[フランクフルト 22日 ロイター] – 米連邦準備理事会(FRB)の上級顧問は22日、FRBと欧州中央銀行(ECB)が過去10年間で銀行システムに供給した流動性の最大90%を吸収できる可能性があるとの論文を公表した。
高インフレと高金利で余剰流動性のニーズが低下しているという。
論文は来週ポルトガルで開催されるECBの年次会合に提出される。
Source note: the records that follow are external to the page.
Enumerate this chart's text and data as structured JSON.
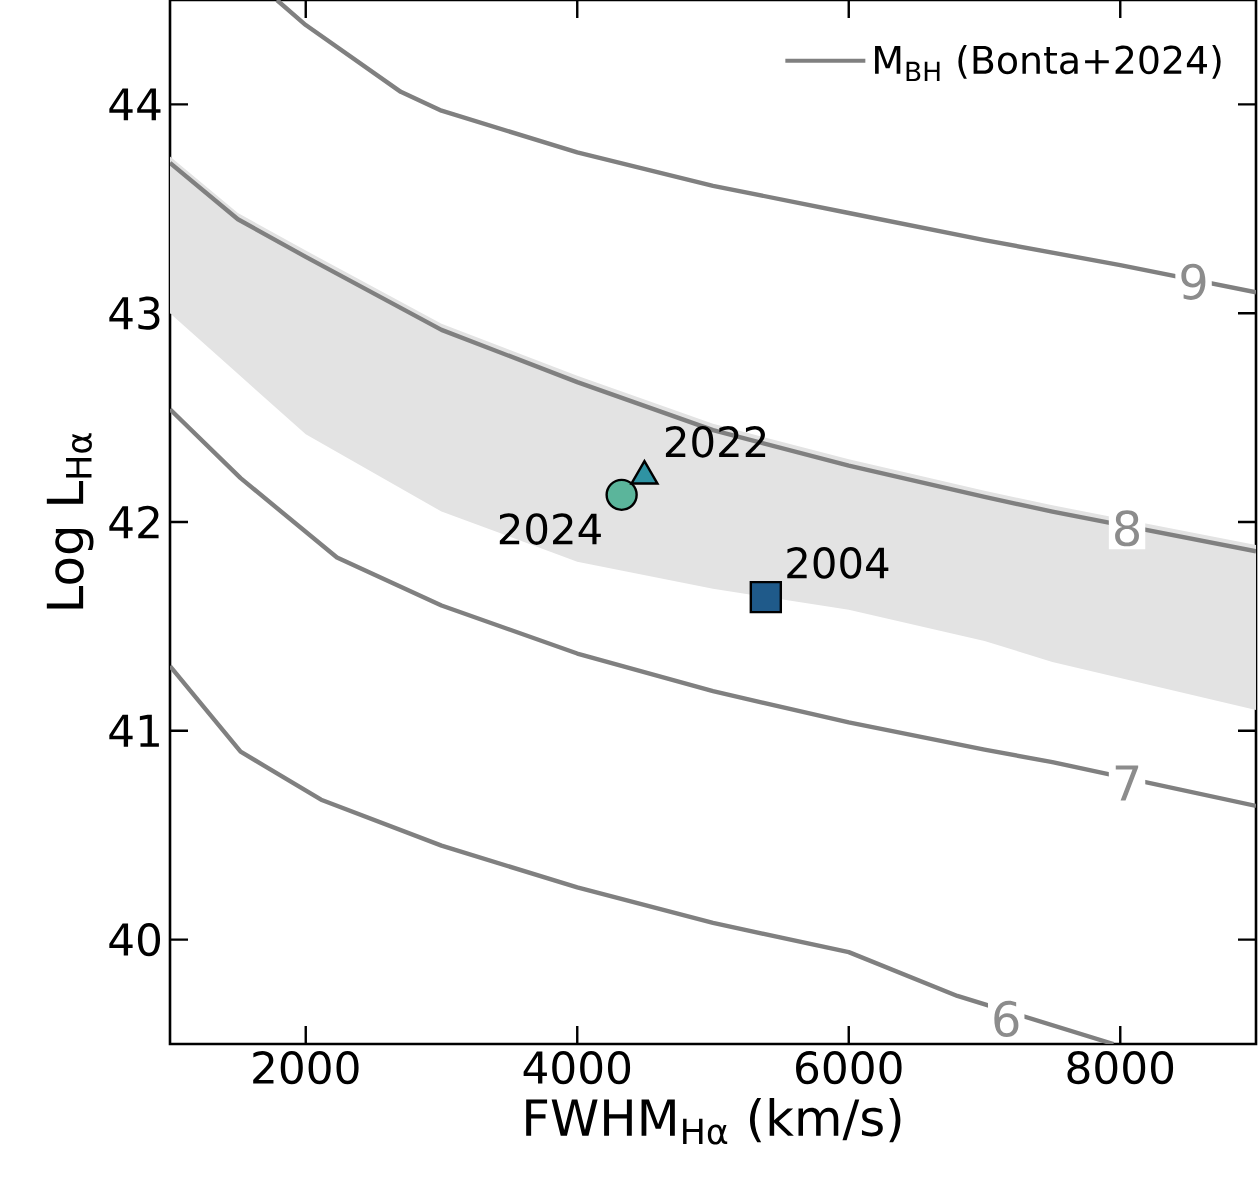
{
  "chart_data": {
    "type": "line",
    "xlabel": "FWHM$_{Hα}$ (km/s)",
    "ylabel": "Log L$_{Hα}$",
    "xlim": [
      1000,
      9000
    ],
    "ylim": [
      39.5,
      44.5
    ],
    "xticks": [
      2000,
      4000,
      6000,
      8000
    ],
    "yticks": [
      40,
      41,
      42,
      43,
      44
    ],
    "legend": "top right",
    "grid": false,
    "series": [
      {
        "name": "M$_{BH}$ (Bonta+2024)",
        "color": "#808080",
        "x": [
          1787,
          2000,
          2700,
          3000,
          4000,
          5000,
          6000,
          7000,
          8000,
          9000
        ],
        "values": [
          44.5,
          44.38,
          44.06,
          43.97,
          43.77,
          43.61,
          43.48,
          43.35,
          43.23,
          43.1
        ]
      },
      {
        "color": "#808080",
        "x": [
          1000,
          1500,
          2000,
          3000,
          4000,
          5000,
          6000,
          7000,
          7500,
          9000
        ],
        "values": [
          43.72,
          43.45,
          43.27,
          42.92,
          42.67,
          42.44,
          42.27,
          42.12,
          42.05,
          41.86
        ],
        "lower": [
          43.0,
          42.71,
          42.42,
          42.05,
          41.81,
          41.68,
          41.58,
          41.43,
          41.33,
          41.1
        ],
        "upper": [
          43.75,
          43.48,
          43.3,
          42.95,
          42.7,
          42.47,
          42.3,
          42.15,
          42.08,
          41.89
        ]
      },
      {
        "color": "#808080",
        "x": [
          1000,
          1520,
          2230,
          3000,
          4000,
          5000,
          6000,
          7000,
          7500,
          9000
        ],
        "values": [
          42.54,
          42.21,
          41.83,
          41.6,
          41.37,
          41.19,
          41.04,
          40.91,
          40.85,
          40.64
        ]
      },
      {
        "color": "#808080",
        "x": [
          1000,
          1520,
          2113,
          3000,
          4000,
          5000,
          6000,
          6800,
          7950
        ],
        "values": [
          41.31,
          40.9,
          40.67,
          40.45,
          40.25,
          40.08,
          39.94,
          39.73,
          39.5
        ]
      },
      {
        "type": "scatter",
        "name": "2024",
        "marker": "circle",
        "color": "#5bb59b",
        "x": [
          4327
        ],
        "values": [
          42.13
        ]
      },
      {
        "type": "scatter",
        "name": "2022",
        "marker": "triangle",
        "color": "#2f93a3",
        "x": [
          4495
        ],
        "values": [
          42.22
        ]
      },
      {
        "type": "scatter",
        "name": "2004",
        "marker": "square",
        "color": "#1f5a8a",
        "x": [
          5389
        ],
        "values": [
          41.64
        ]
      }
    ],
    "annotations": [
      {
        "text": "9",
        "x": 8540,
        "y": 43.15
      },
      {
        "text": "8",
        "x": 8050,
        "y": 41.97
      },
      {
        "text": "7",
        "x": 8050,
        "y": 40.75
      },
      {
        "text": "6",
        "x": 7160,
        "y": 39.62
      }
    ]
  }
}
FRBとECBが準備資金の需要を満たすため、どの程度の流動性を銀行システムに維持すべきかを論じている。
米国債とドイツ国債は流動性と安全性が高く、市場でプレミアムがつくため、銀行が担保として中銀に差し入れるインセンティブは相対的に低い。
FRBの場合は、米国債のみを担保として受け入れる場合、準備資金総額を現在の6兆ドルから6000億ドルに、他の資産も受け入れる場合は3兆3000億ドルに削減できる。
ECBの場合は、ドイツ国債のみを担保として受け入る場合、流動性の供給を現在の4兆1000億ユーロ(4兆5100億ドル)から5210億ユーロに、他の資産も受け入れる場合は1兆4000億ユーロに削減できる。
論文では準備資金の需給と中銀が担保として受け入れる資産の相対的な利便性の問題のみを取り上げており、どちらのシナリオも短期的には全く現実的ではないが、論文の著者であるAnnette Vissing-Jorgensen氏は、今回の推計値について、中銀がバランスシートの規模を調整する際の参考になり得ると述べている。